Степану Платоновичу пришлось объявить себя несостоятельным. Его это не очень расстроило: он давно забыл, что намеревался разбогатеть так, чтобы «куры денег не клевали», однако ударило по честолюбивым планам Елизаветы Александровны. Семья не бедствовала, проживая наследство, оставленное отцом единственной дочери, но Елизавета Александровна неизменно подчеркивала, что теперь они живут на её деньги, и любые траты мужа заканчивались семейными неурядицами.

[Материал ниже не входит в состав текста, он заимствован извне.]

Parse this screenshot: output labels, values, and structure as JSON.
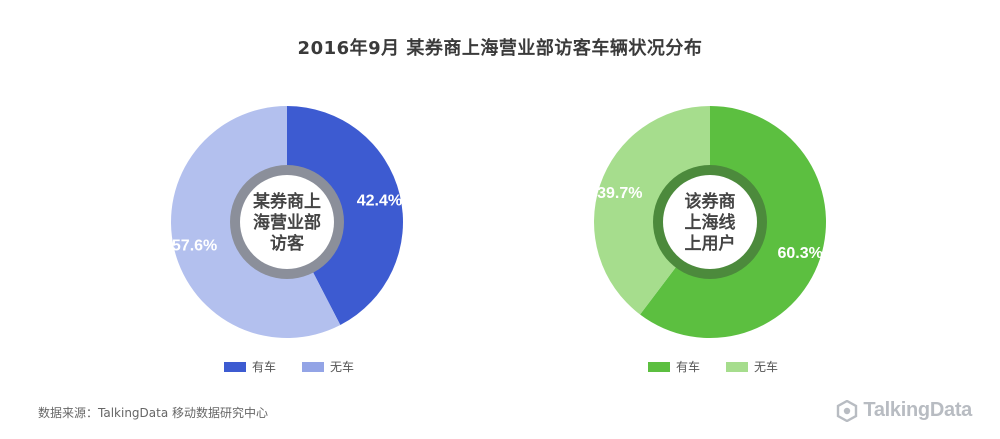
{
  "title": "2016年9月  某券商上海营业部访客车辆状况分布",
  "chart_data": [
    {
      "type": "pie",
      "center_label": [
        "某券商上",
        "海营业部",
        "访客"
      ],
      "slices": [
        {
          "name": "有车",
          "value": 42.4,
          "label": "42.4%",
          "color": "#3d5bd1"
        },
        {
          "name": "无车",
          "value": 57.6,
          "label": "57.6%",
          "color": "#b3c0ee"
        }
      ],
      "legend": [
        {
          "name": "有车",
          "color": "#3d5bd1"
        },
        {
          "name": "无车",
          "color": "#93a4e6"
        }
      ],
      "ring_color": "#8b8f9a",
      "hole_color": "#ffffff"
    },
    {
      "type": "pie",
      "center_label": [
        "该券商",
        "上海线",
        "上用户"
      ],
      "slices": [
        {
          "name": "有车",
          "value": 60.3,
          "label": "60.3%",
          "color": "#5cbf40"
        },
        {
          "name": "无车",
          "value": 39.7,
          "label": "39.7%",
          "color": "#a6dd8d"
        }
      ],
      "legend": [
        {
          "name": "有车",
          "color": "#5cbf40"
        },
        {
          "name": "无车",
          "color": "#a6dd8d"
        }
      ],
      "ring_color": "#4c8a3c",
      "hole_color": "#ffffff"
    }
  ],
  "footer": {
    "source": "数据来源：TalkingData 移动数据研究中心",
    "brand": "TalkingData"
  }
}
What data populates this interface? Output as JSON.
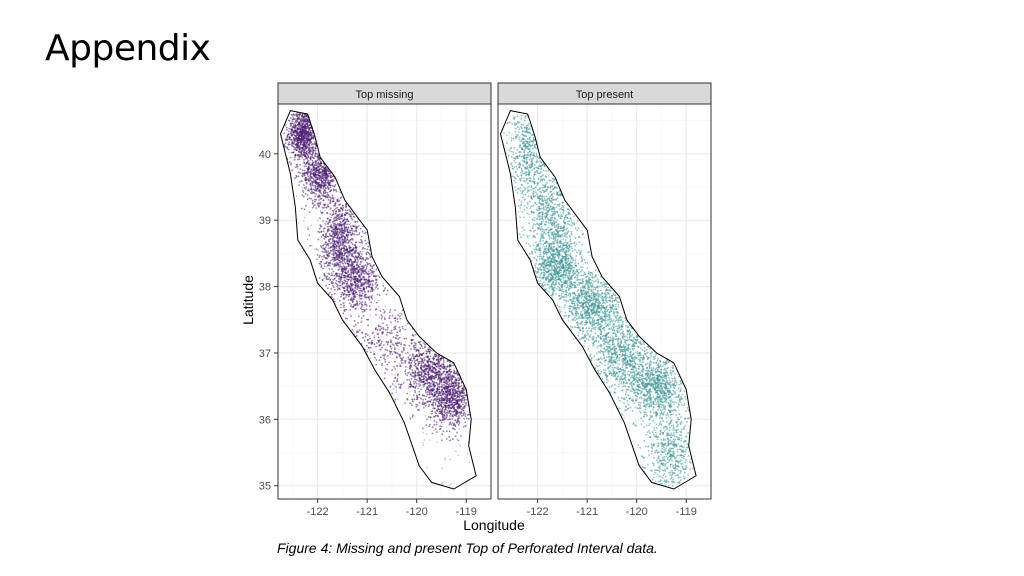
{
  "slide": {
    "title": "Appendix",
    "caption": "Figure 4: Missing and present Top of Perforated Interval data."
  },
  "chart_data": {
    "type": "scatter",
    "xlabel": "Longitude",
    "ylabel": "Latitude",
    "xlim": [
      -122.8,
      -118.5
    ],
    "ylim": [
      34.8,
      40.75
    ],
    "x_ticks": [
      -122,
      -121,
      -120,
      -119
    ],
    "y_ticks": [
      35,
      36,
      37,
      38,
      39,
      40
    ],
    "grid": true,
    "legend": "none",
    "panels": [
      {
        "name": "Top missing",
        "color": "#4b1c73"
      },
      {
        "name": "Top present",
        "color": "#3a9595"
      }
    ],
    "outline_color": "#000000",
    "region_outline": [
      [
        -122.55,
        40.65
      ],
      [
        -122.2,
        40.6
      ],
      [
        -122.05,
        40.25
      ],
      [
        -121.95,
        39.95
      ],
      [
        -121.65,
        39.65
      ],
      [
        -121.45,
        39.3
      ],
      [
        -121.15,
        39.0
      ],
      [
        -121.0,
        38.85
      ],
      [
        -120.9,
        38.45
      ],
      [
        -120.7,
        38.15
      ],
      [
        -120.35,
        37.85
      ],
      [
        -120.2,
        37.5
      ],
      [
        -119.95,
        37.25
      ],
      [
        -119.6,
        37.0
      ],
      [
        -119.25,
        36.85
      ],
      [
        -119.0,
        36.45
      ],
      [
        -118.9,
        36.0
      ],
      [
        -118.95,
        35.6
      ],
      [
        -118.8,
        35.15
      ],
      [
        -119.25,
        34.95
      ],
      [
        -119.7,
        35.05
      ],
      [
        -119.95,
        35.3
      ],
      [
        -120.25,
        35.95
      ],
      [
        -120.55,
        36.4
      ],
      [
        -120.85,
        36.75
      ],
      [
        -121.1,
        37.1
      ],
      [
        -121.5,
        37.5
      ],
      [
        -121.7,
        37.8
      ],
      [
        -122.0,
        38.05
      ],
      [
        -122.15,
        38.4
      ],
      [
        -122.4,
        38.7
      ],
      [
        -122.45,
        39.2
      ],
      [
        -122.55,
        39.7
      ],
      [
        -122.75,
        40.3
      ],
      [
        -122.55,
        40.65
      ]
    ],
    "density_clusters": {
      "Top missing": [
        {
          "center": [
            -122.3,
            40.3
          ],
          "spread": [
            0.15,
            0.2
          ],
          "weight": 1.0
        },
        {
          "center": [
            -121.95,
            39.7
          ],
          "spread": [
            0.18,
            0.22
          ],
          "weight": 0.8
        },
        {
          "center": [
            -121.55,
            38.7
          ],
          "spread": [
            0.2,
            0.35
          ],
          "weight": 1.0
        },
        {
          "center": [
            -121.2,
            38.1
          ],
          "spread": [
            0.25,
            0.22
          ],
          "weight": 0.7
        },
        {
          "center": [
            -119.7,
            36.7
          ],
          "spread": [
            0.3,
            0.25
          ],
          "weight": 1.0
        },
        {
          "center": [
            -119.3,
            36.3
          ],
          "spread": [
            0.22,
            0.22
          ],
          "weight": 0.8
        },
        {
          "center": [
            -120.6,
            37.2
          ],
          "spread": [
            0.35,
            0.3
          ],
          "weight": 0.3
        }
      ],
      "Top present": [
        {
          "center": [
            -122.2,
            40.0
          ],
          "spread": [
            0.2,
            0.4
          ],
          "weight": 0.6
        },
        {
          "center": [
            -121.7,
            39.1
          ],
          "spread": [
            0.25,
            0.35
          ],
          "weight": 0.7
        },
        {
          "center": [
            -121.6,
            38.3
          ],
          "spread": [
            0.25,
            0.25
          ],
          "weight": 1.0
        },
        {
          "center": [
            -120.9,
            37.7
          ],
          "spread": [
            0.3,
            0.25
          ],
          "weight": 1.0
        },
        {
          "center": [
            -120.3,
            37.0
          ],
          "spread": [
            0.3,
            0.3
          ],
          "weight": 0.9
        },
        {
          "center": [
            -119.6,
            36.5
          ],
          "spread": [
            0.3,
            0.25
          ],
          "weight": 1.0
        },
        {
          "center": [
            -119.3,
            35.5
          ],
          "spread": [
            0.25,
            0.35
          ],
          "weight": 0.6
        }
      ]
    }
  }
}
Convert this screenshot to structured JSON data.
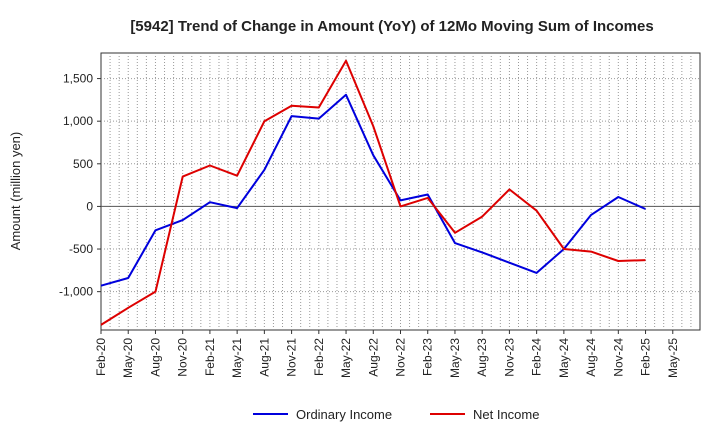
{
  "chart_data": {
    "type": "line",
    "title": "[5942]  Trend of Change in Amount (YoY) of 12Mo Moving Sum of Incomes",
    "xlabel": "",
    "ylabel": "Amount (million yen)",
    "ylim": [
      -1450,
      1800
    ],
    "yticks": [
      -1000,
      -500,
      0,
      500,
      1000,
      1500
    ],
    "ytick_labels": [
      "-1,000",
      "-500",
      "0",
      "500",
      "1,000",
      "1,500"
    ],
    "categories": [
      "Feb-20",
      "May-20",
      "Aug-20",
      "Nov-20",
      "Feb-21",
      "May-21",
      "Aug-21",
      "Nov-21",
      "Feb-22",
      "May-22",
      "Aug-22",
      "Nov-22",
      "Feb-23",
      "May-23",
      "Aug-23",
      "Nov-23",
      "Feb-24",
      "May-24",
      "Aug-24",
      "Nov-24",
      "Feb-25",
      "May-25"
    ],
    "series": [
      {
        "name": "Ordinary Income",
        "color": "#0000dd",
        "values": [
          -930,
          -840,
          -280,
          -160,
          50,
          -20,
          430,
          1060,
          1030,
          1310,
          600,
          70,
          140,
          -430,
          -540,
          -660,
          -780,
          -500,
          -100,
          110,
          -30,
          null
        ]
      },
      {
        "name": "Net Income",
        "color": "#dd0000",
        "values": [
          -1390,
          -1190,
          -1000,
          350,
          480,
          360,
          1000,
          1180,
          1160,
          1710,
          940,
          0,
          100,
          -310,
          -120,
          200,
          -50,
          -500,
          -530,
          -640,
          -630,
          null
        ]
      }
    ],
    "grid": true,
    "legend_position": "bottom"
  }
}
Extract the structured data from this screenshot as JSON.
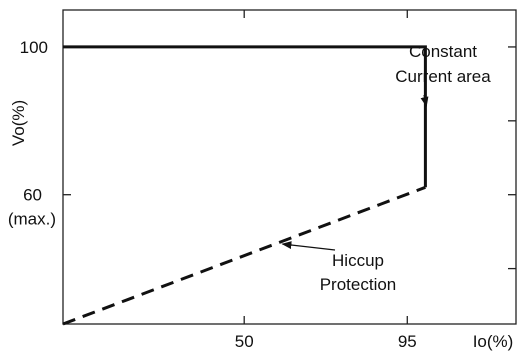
{
  "chart_data": {
    "type": "line",
    "xlabel": "Io(%)",
    "ylabel": "Vo(%)",
    "x_ticks": [
      {
        "value": 50,
        "label": "50"
      },
      {
        "value": 95,
        "label": "95"
      }
    ],
    "y_ticks": [
      {
        "value": 100,
        "label": "100"
      },
      {
        "value": 60,
        "label": "60",
        "sublabel": "(max.)"
      }
    ],
    "xlim": [
      0,
      125
    ],
    "ylim": [
      25,
      110
    ],
    "grid": false,
    "series": [
      {
        "style": "solid",
        "x": [
          0,
          100,
          100
        ],
        "y": [
          100,
          100,
          62
        ]
      },
      {
        "style": "dashed",
        "x": [
          0,
          100
        ],
        "y": [
          25,
          62
        ]
      }
    ],
    "annotations": [
      {
        "lines": [
          "Constant",
          "Current area"
        ],
        "points_to": {
          "x": 100,
          "y": 84
        }
      },
      {
        "lines": [
          "Hiccup",
          "Protection"
        ],
        "points_to": {
          "x": 60,
          "y": 48
        }
      }
    ],
    "colors": {
      "line": "#111111",
      "axis": "#222222"
    }
  }
}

Ростов поднимался словно на дрожжах и богател. Замес теста был крутым: табачные короли, владельцы пароходств и литейных заводов, торговцы углём и зерном, банкиры. А рядом, как это часто бывает, авантюристы всех мастей: щегольски одетые «марвихеры» – карманники, изящно экспрориирующие бумажники у зажиточной публики (Гришка Тертышный побился об заклад, что украдет портсигар у самого полицмейстера города – и выиграл, потратив на «дело» не более часа), ночные громилы сейфов с орудиями взлома, изготовленными на английских фабриках, стоившими немалых денег. Город переполняли приезжие: украинцы, греки, армяне, евреи, смешивались капиталы, возникали родственные связи. В городской управе появилась новая должность – «заведование постройками города». На неё пригласили двадцатидевятилетнего выпускника Московского училища живописи, ваяния и зодчества, Леонида Федоровича Эберга.
Вася, работавший в управе техником (пришлось вернуться домой, недоучившись), обрадовался встрече с бывшим однокашником, и взахлеб рассказывал Варе, как «мы, с Леонидом Федоровичем»… «Мы», было явным преувеличением, но Васю это не смущало.
***
В маленькой Вариной комнате близ Николаевской больницы Вася помещался с трудом. Ему обязательно надо было ходить и размахивать длинными руками – тогда хорошо думалось, а разговор, как Васе казалось, получался более занимательным. У Вари же наискосок, от этажерки, покрытой беленой салфеткой с прошвой, до кровати со столбиком подушек под накрахмаленной накидкой было всего пять шагов, а руками и вовсе нельзя размахивать, чтобы не зацепить какую-нибудь любимую Варину вазочку или не сбить ненароком с полочки лампу.
– Варь, к нам сегодня в бюро Дутиков пожаловал. Представляешь, почётный гражданин города – собственной персоной. Городовой перед ним дверь распахивает, в поклоне сгибается, еще бы: поставщик Двора Его Императорского величества… А поставщик тот: нос – уточкой, вернее, таким морщинистым старым селезнем, борода лопатой, на лысой голове три морщинки, и за столько же верст от него одеколоном несет. Мы, говорит, с братом подумали и решили расплатиться ваннами, – Вася всплеснул руками, захохотал.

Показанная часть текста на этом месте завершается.